Britons are burying their heads in the sand instead of making adequate pension provision for the future, says a new report.
HSBC's 'The Future of Retirement' reveals that 68% of Brits admit they are worried about coping financially in their later years, yet only 39% have made financial provision for this stage of their lives.
David Wells, head of investments, pensions and savings at HSBC is concerned by the emergence of this 'ostrich generation.' He says: "Britons know that they need to plan and save more for their retirement, yet are not turning this knowledge into action."
"People need to look around and take proper stock of what they need to do – they can no longer totally rely on the state or their employer to provide for them. In the 21st century it is all about taking individual responsibility," Wells adds.
The government has already unveiled future plans for a universal state pension that will be worth around £140 a week. It has also moved forward the increase in the state pension age from 65 to 66 to 2020 instead of 2026.
These moves are designed to address the growing pension gap; however, like HSBC's warning, the government is keen to stress that state pension provision alone is insufficient for most individuals.
The bank's report also shows that in spite of government warnings the ostrich generation still expects to stop working full–time in their mid–50s before retiring completely at age 62.

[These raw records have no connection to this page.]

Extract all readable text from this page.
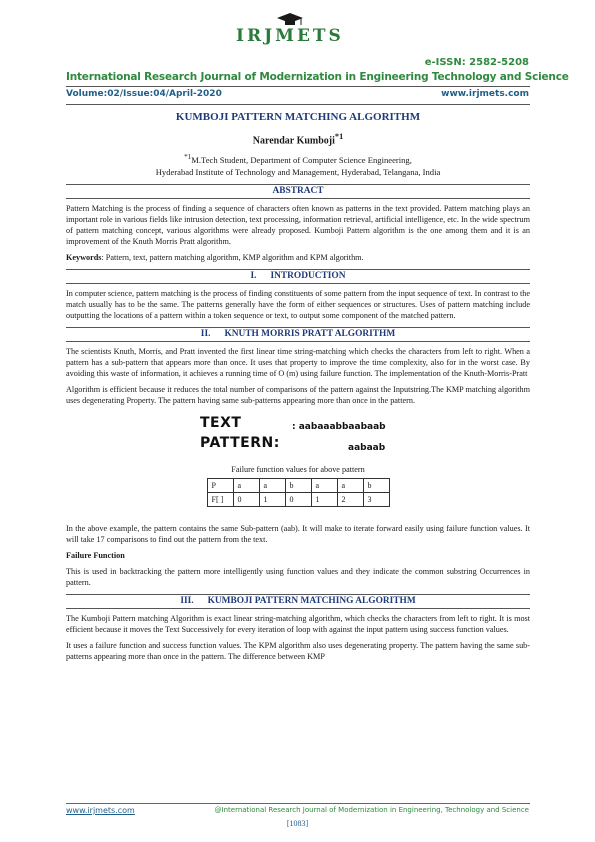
IRJMETS
e-ISSN: 2582-5208
International Research Journal of Modernization in Engineering Technology and Science
Volume:02/Issue:04/April-2020	www.irjmets.com
KUMBOJI PATTERN MATCHING ALGORITHM
Narendar Kumboji$^{*1}$
$^{*1}$M.Tech Student, Department of Computer Science Engineering,
Hyderabad Institute of Technology and Management, Hyderabad, Telangana, India
ABSTRACT

Pattern Matching is the process of finding a sequence of characters often known as patterns in the text provided. Pattern matching plays an important role in various fields like intrusion detection, text processing, information retrieval, artificial intelligence, etc. In the wide spectrum of pattern matching concept, various algorithms were already proposed. Kumboji Pattern algorithm is the one among them and it is an improvement of the Knuth Morris Pratt algorithm.

Keywords: Pattern, text, pattern matching algorithm, KMP algorithm and KPM algorithm.

I. INTRODUCTION

In computer science, pattern matching is the process of finding constituents of some pattern from the input sequence of text. In contrast to the match usually has to be the same. The patterns generally have the form of either sequences or structures. Uses of pattern matching include outputting the locations of a pattern within a token sequence or text, to output some component of the matched pattern.

II. KNUTH MORRIS PRATT ALGORITHM

The scientists Knuth, Morris, and Pratt invented the first linear time string-matching which checks the characters from left to right. When a pattern has a sub-pattern that appears more than once. It uses that property to improve the time complexity, also for in the worst case. By avoiding this waste of information, it achieves a running time of O (m) using failure function. The implementation of the Knuth-Morris-Pratt

Algorithm is efficient because it reduces the total number of comparisons of the pattern against the Inputstring.The KMP matching algorithm uses degenerating Property. The pattern having same sub-patterns appearing more than once in the pattern.

TEXT	: aabaaabbaabaab
PATTERN:	aabaab
Failure function values for above pattern
P	a	a	b	a	a	b
F[ ]	0	1	0	1	2	3

In the above example, the pattern contains the same Sub-pattern (aab). It will make to iterate forward easily using failure function values. It will take 17 comparisons to find out the pattern from the text.

Failure Function

This is used in backtracking the pattern more intelligently using function values and they indicate the common substring Occurrences in pattern.

III. KUMBOJI PATTERN MATCHING ALGORITHM

The Kumboji Pattern matching Algorithm is exact linear string-matching algorithm, which checks the characters from left to right. It is most efficient because it moves the Text Successively for every iteration of loop with against the input pattern using success function values.

It uses a failure function and success function values. The KPM algorithm also uses degenerating property. The pattern having the same sub-patterns appearing more than once in the pattern. The difference between KMP

www.irjmets.com	@International Research Journal of Modernization in Engineering, Technology and Science
[1083]
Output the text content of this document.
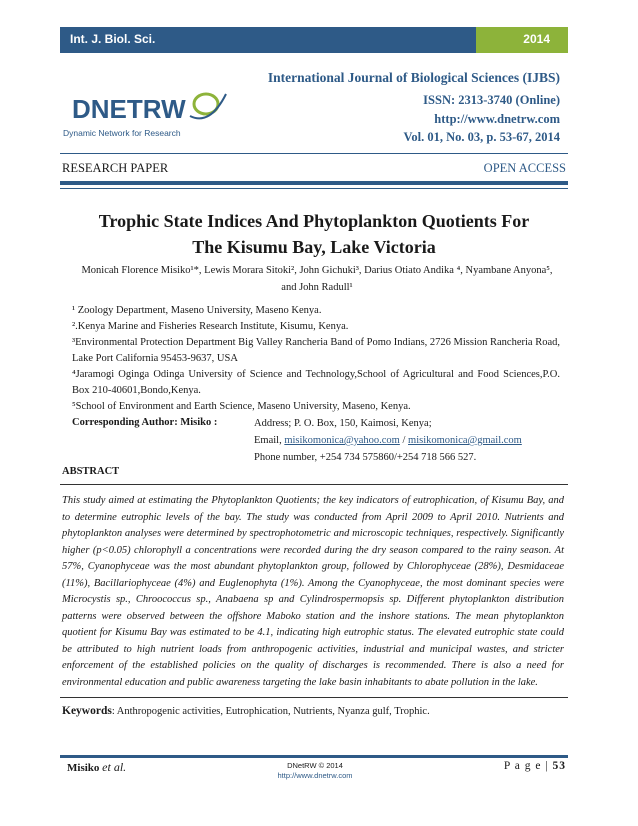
Int. J. Biol. Sci.	2014
DNETRW
Dynamic Network for Research
International Journal of Biological Sciences (IJBS)
ISSN: 2313-3740 (Online)
http://www.dnetrw.com
Vol. 01, No. 03, p. 53-67, 2014
RESEARCH PAPER	OPEN ACCESS
Trophic State Indices And Phytoplankton Quotients For
The Kisumu Bay, Lake Victoria
Monicah Florence Misiko¹*, Lewis Morara Sitoki², John Gichuki³, Darius Otiato Andika ⁴, Nyambane Anyona⁵, and John Radull¹
¹ Zoology Department, Maseno University, Maseno Kenya.
².Kenya Marine and Fisheries Research Institute, Kisumu, Kenya.
³Environmental Protection Department Big Valley Rancheria Band of Pomo Indians, 2726 Mission Rancheria Road, Lake Port California 95453-9637, USA
⁴Jaramogi Oginga Odinga University of Science and Technology,School of Agricultural and Food Sciences,P.O. Box 210-40601,Bondo,Kenya.
⁵School of Environment and Earth Science, Maseno University, Maseno, Kenya.
Corresponding Author: Misiko :	Address; P. O. Box, 150, Kaimosi, Kenya;
Email, misikomonica@yahoo.com / misikomonica@gmail.com
Phone number, +254 734 575860/+254 718 566 527.
ABSTRACT
This study aimed at estimating the Phytoplankton Quotients; the key indicators of eutrophication, of Kisumu Bay, and to determine eutrophic levels of the bay. The study was conducted from April 2009 to April 2010. Nutrients and phytoplankton analyses were determined by spectrophotometric and microscopic techniques, respectively. Significantly higher (p<0.05) chlorophyll a concentrations were recorded during the dry season compared to the rainy season. At 57%, Cyanophyceae was the most abundant phytoplankton group, followed by Chlorophyceae (28%), Desmidaceae (11%), Bacillariophyceae (4%) and Euglenophyta (1%). Among the Cyanophyceae, the most dominant species were Microcystis sp., Chroococcus sp., Anabaena sp and Cylindrospermopsis sp. Different phytoplankton distribution patterns were observed between the offshore Maboko station and the inshore stations. The mean phytoplankton quotient for Kisumu Bay was estimated to be 4.1, indicating high eutrophic status. The elevated eutrophic state could be attributed to high nutrient loads from anthropogenic activities, industrial and municipal wastes, and stricter enforcement of the established policies on the quality of discharges is recommended. There is also a need for environmental education and public awareness targeting the lake basin inhabitants to abate pollution in the lake.
Keywords: Anthropogenic activities, Eutrophication, Nutrients, Nyanza gulf, Trophic.
Misiko et al.	DNetRW © 2014
http://www.dnetrw.com
P a g e | 53
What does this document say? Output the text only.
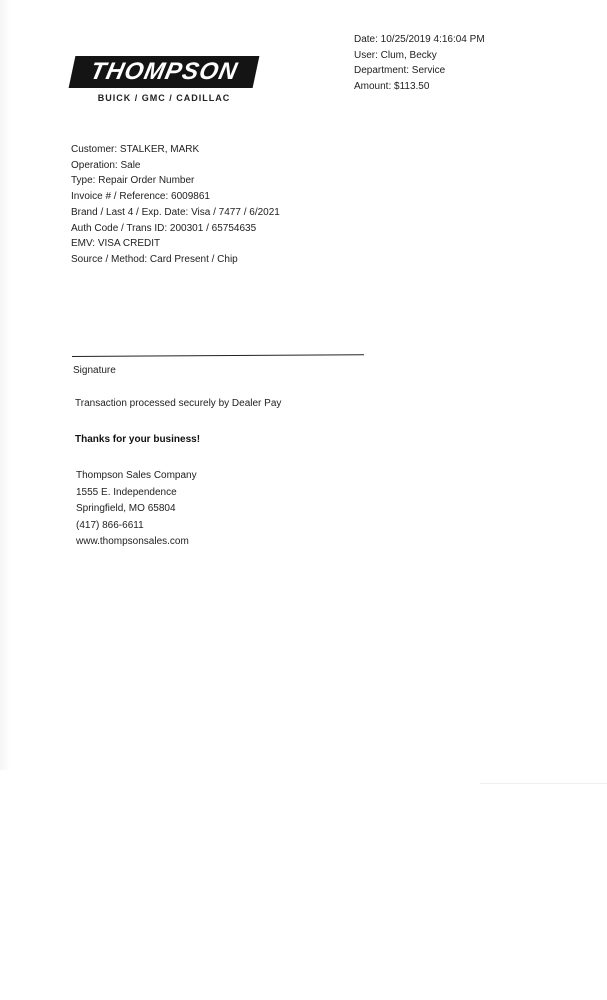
THOMPSON
BUICK / GMC / CADILLAC
Date: 10/25/2019 4:16:04 PM
User: Clum, Becky
Department: Service
Amount: $113.50
Customer: STALKER, MARK
Operation: Sale
Type: Repair Order Number
Invoice # / Reference: 6009861
Brand / Last 4 / Exp. Date: Visa / 7477 / 6/2021
Auth Code / Trans ID: 200301 / 65754635
EMV: VISA CREDIT
Source / Method: Card Present / Chip
Signature
Transaction processed securely by Dealer Pay
Thanks for your business!
Thompson Sales Company
1555 E. Independence
Springfield, MO 65804
(417) 866-6611
www.thompsonsales.com
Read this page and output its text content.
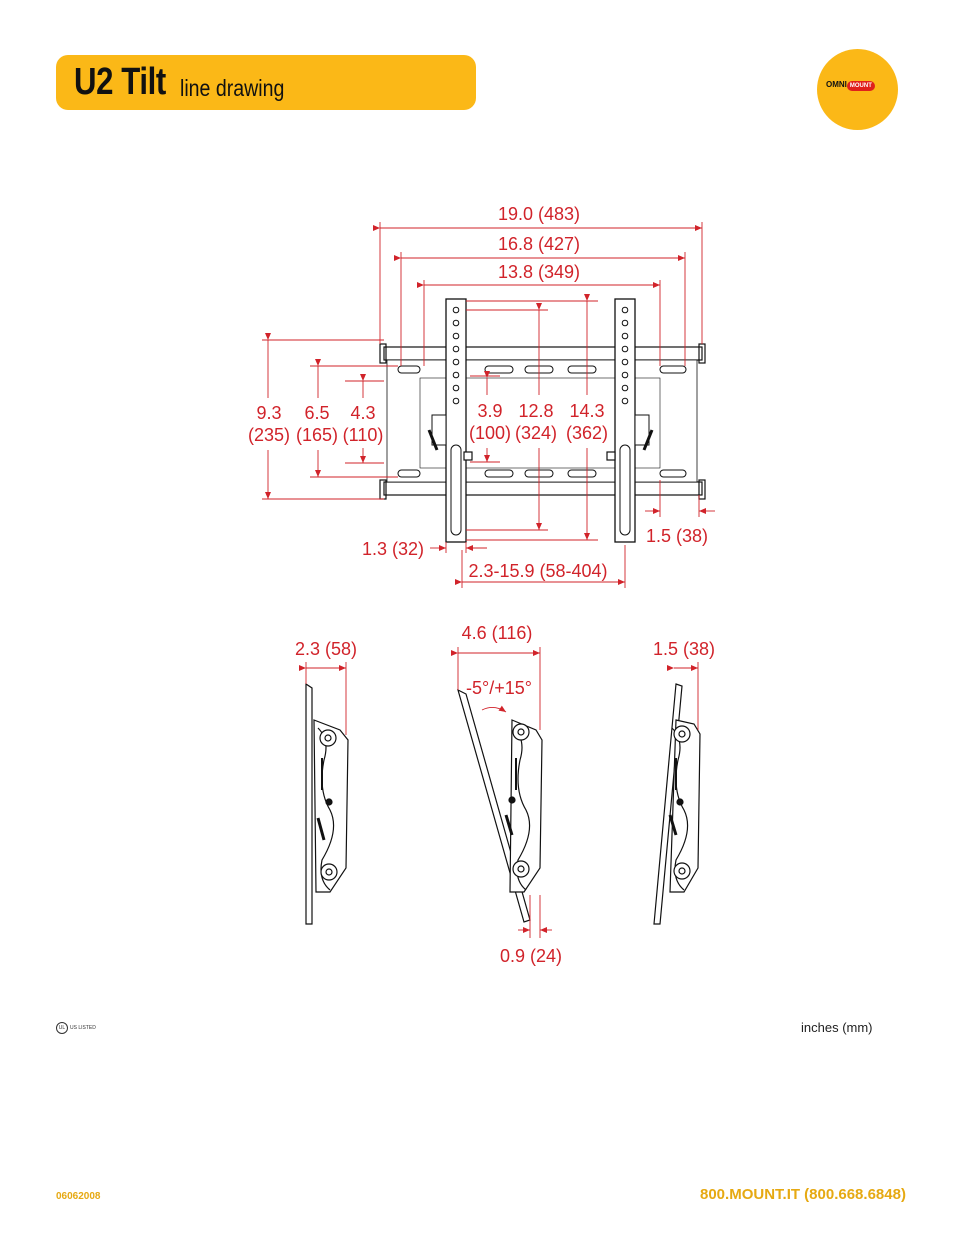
U2 Tilt line drawing	OMNI MOUNT
19.0 (483)
16.8 (427)
13.8 (349)
9.3
(235)
6.5
(165)
4.3
(110)
3.9
(100)
12.8
(324)
14.3
(362)
1.3 (32)
1.5 (38)
2.3-15.9 (58-404)
2.3 (58)
4.6 (116)
-5°/+15°
0.9 (24)
1.5 (38)
UL US LISTED	inches (mm)
06062008	800.MOUNT.IT (800.668.6848)
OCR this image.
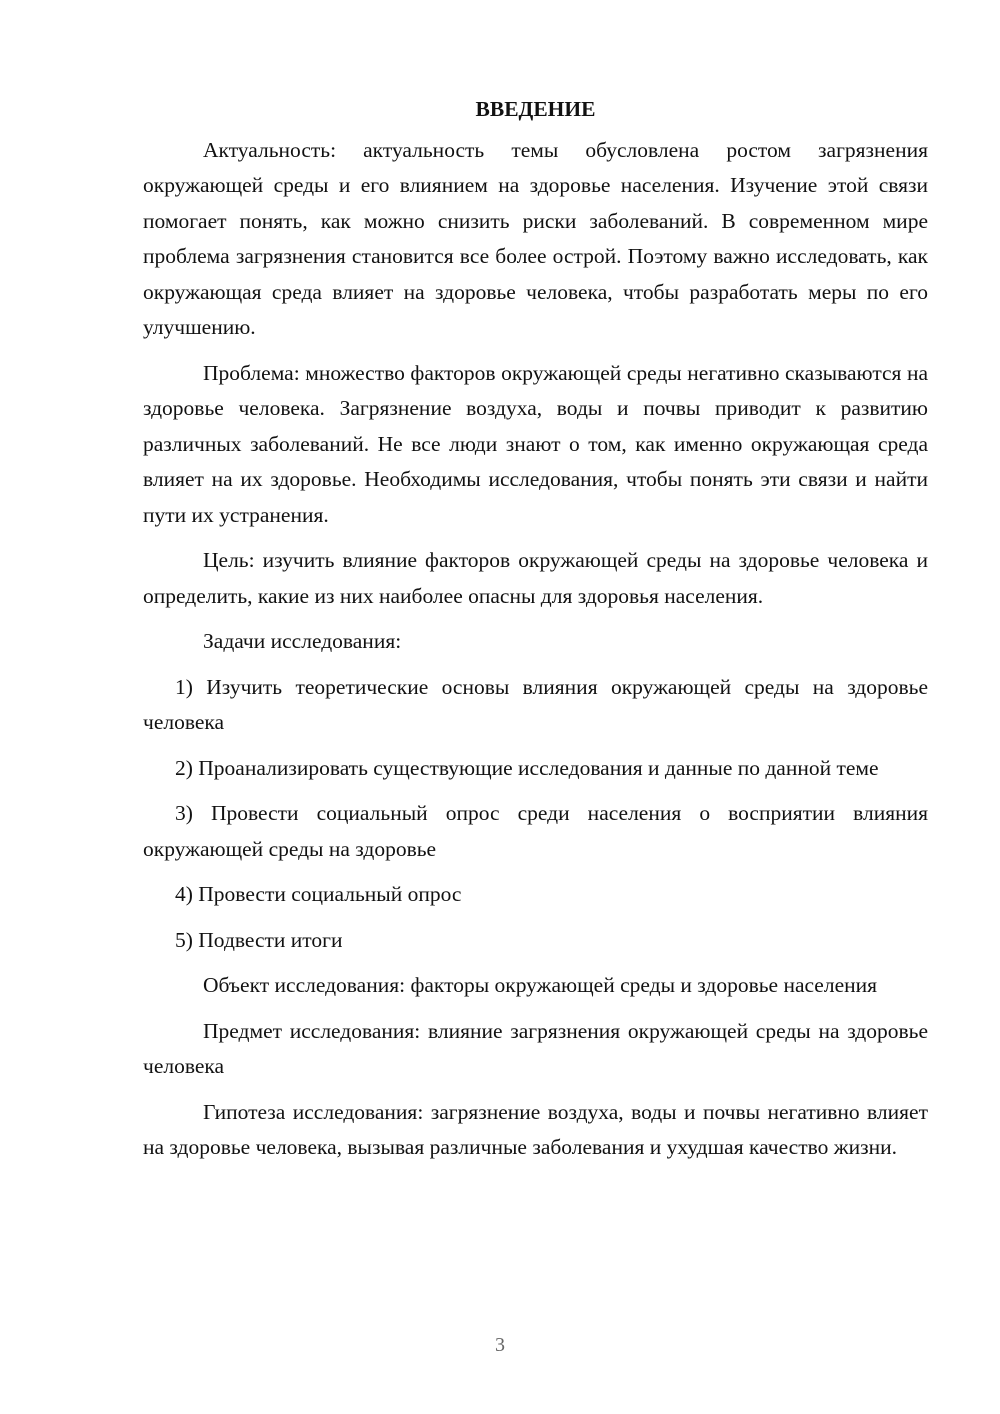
ВВЕДЕНИЕ

Актуальность: актуальность темы обусловлена ростом загрязнения окружающей среды и его влиянием на здоровье населения. Изучение этой связи помогает понять, как можно снизить риски заболеваний. В современном мире проблема загрязнения становится все более острой. Поэтому важно исследовать, как окружающая среда влияет на здоровье человека, чтобы разработать меры по его улучшению.

Проблема: множество факторов окружающей среды негативно сказываются на здоровье человека. Загрязнение воздуха, воды и почвы приводит к развитию различных заболеваний. Не все люди знают о том, как именно окружающая среда влияет на их здоровье. Необходимы исследования, чтобы понять эти связи и найти пути их устранения.

Цель: изучить влияние факторов окружающей среды на здоровье человека и определить, какие из них наиболее опасны для здоровья населения.

Задачи исследования:

1) Изучить теоретические основы влияния окружающей среды на здоровье человека

2) Проанализировать существующие исследования и данные по данной теме

3) Провести социальный опрос среди населения о восприятии влияния окружающей среды на здоровье

4) Провести социальный опрос

5) Подвести итоги

Объект исследования: факторы окружающей среды и здоровье населения

Предмет исследования: влияние загрязнения окружающей среды на здоровье человека

Гипотеза исследования: загрязнение воздуха, воды и почвы негативно влияет на здоровье человека, вызывая различные заболевания и ухудшая качество жизни.

3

Consequences of not saving
Pensions analyst for Hargreaves Lansdown Laith Khalaf says that while ducking the question of saving for retirement isn't a new phenomenon, the consequences now are much worse.
"In the past we could get away with it because employers offered final salary schemes and the state pension was more generous. However, individuals now carry more responsibility for their own retirement than ever before, and if they fail to make savings no one's going to turn up with a magic wand when they retire."